AI agents are not perfect, which means human oversight is still necessary. This is the same loop I argued earlier never quite closes, and it is also where I expect the answer to be found. As the models improve, I believe single agents will give way to committees of them, working seamlessly together, cross-checking one another through a quorum-based consensus mechanism, with the human holding the casting vote. A panel that has to agree is far harder to fool than any single member of it. The honest caveat is that a committee can still share a blind spot if its members were trained alike, so oversight grows lighter over time without ever quite reaching zero.
The honest summary of where we stand is the one every engineer reaches for eventually: it's complicated.
Picture the far horizon, though. Suppose these AI Defectrum agent committees become free to use, modify, share, build upon, and learn from everyone's code. Suppose they are woven into every development environment, and suppose all existing software has eventually been refactored or replaced. Does the cybersecurity role then fade away?
In the short term, almost certainly the opposite. The likeliest near-future scenario is a barrage of attacks, as criminal groups get their hands on the same offensive AI capabilities and race to exploit the vast backlog of unpatched, vulnerable software before defenders can reach it. The attacker only needs one open door; the defender has to close all of them. For a while, the asymmetry favours the attacker.
Will cybersecurity ever be written into history?
No. And the reason takes us right back to where we started.

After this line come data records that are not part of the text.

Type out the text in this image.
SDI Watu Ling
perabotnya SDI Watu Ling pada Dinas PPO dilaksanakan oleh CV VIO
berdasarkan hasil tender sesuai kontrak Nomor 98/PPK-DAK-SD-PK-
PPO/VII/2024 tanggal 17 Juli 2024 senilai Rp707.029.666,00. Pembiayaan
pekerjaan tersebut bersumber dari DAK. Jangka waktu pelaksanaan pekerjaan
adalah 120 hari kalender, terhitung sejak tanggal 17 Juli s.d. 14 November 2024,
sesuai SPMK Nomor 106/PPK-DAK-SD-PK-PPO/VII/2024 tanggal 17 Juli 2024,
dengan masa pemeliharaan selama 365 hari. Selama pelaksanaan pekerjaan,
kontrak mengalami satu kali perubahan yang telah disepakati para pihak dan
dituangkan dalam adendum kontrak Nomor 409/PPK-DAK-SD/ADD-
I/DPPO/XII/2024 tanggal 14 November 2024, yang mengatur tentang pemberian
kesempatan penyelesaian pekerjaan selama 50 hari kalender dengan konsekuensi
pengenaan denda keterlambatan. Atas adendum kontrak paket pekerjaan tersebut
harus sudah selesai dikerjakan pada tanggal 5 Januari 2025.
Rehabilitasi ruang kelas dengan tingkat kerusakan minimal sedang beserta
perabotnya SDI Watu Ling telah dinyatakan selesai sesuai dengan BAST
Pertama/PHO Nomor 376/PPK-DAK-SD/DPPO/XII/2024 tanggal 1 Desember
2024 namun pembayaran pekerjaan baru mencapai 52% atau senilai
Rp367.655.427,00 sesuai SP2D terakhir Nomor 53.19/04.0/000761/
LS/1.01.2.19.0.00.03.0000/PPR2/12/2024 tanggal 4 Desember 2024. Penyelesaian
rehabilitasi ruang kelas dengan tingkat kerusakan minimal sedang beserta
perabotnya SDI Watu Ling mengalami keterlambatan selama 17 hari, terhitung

We can make a deterministic system flawless, in principle. We cannot do the same to the human using it. Software may one day be Defectrum-free, but as long as a person sits at the keyboard, there remains a non-deterministic, fallible, persuadable entity in the loop, one that can be tricked, phished, and socially engineered no matter how perfect the code behind the screen.
The era of buggy software may well be ending. The era of the human, gloriously and dangerously unpredictable, is not. And so cybersecurity does not disappear. It simply moves up the stack, from defending the code to defending the one part of the system we were never able to make deterministic: ourselves.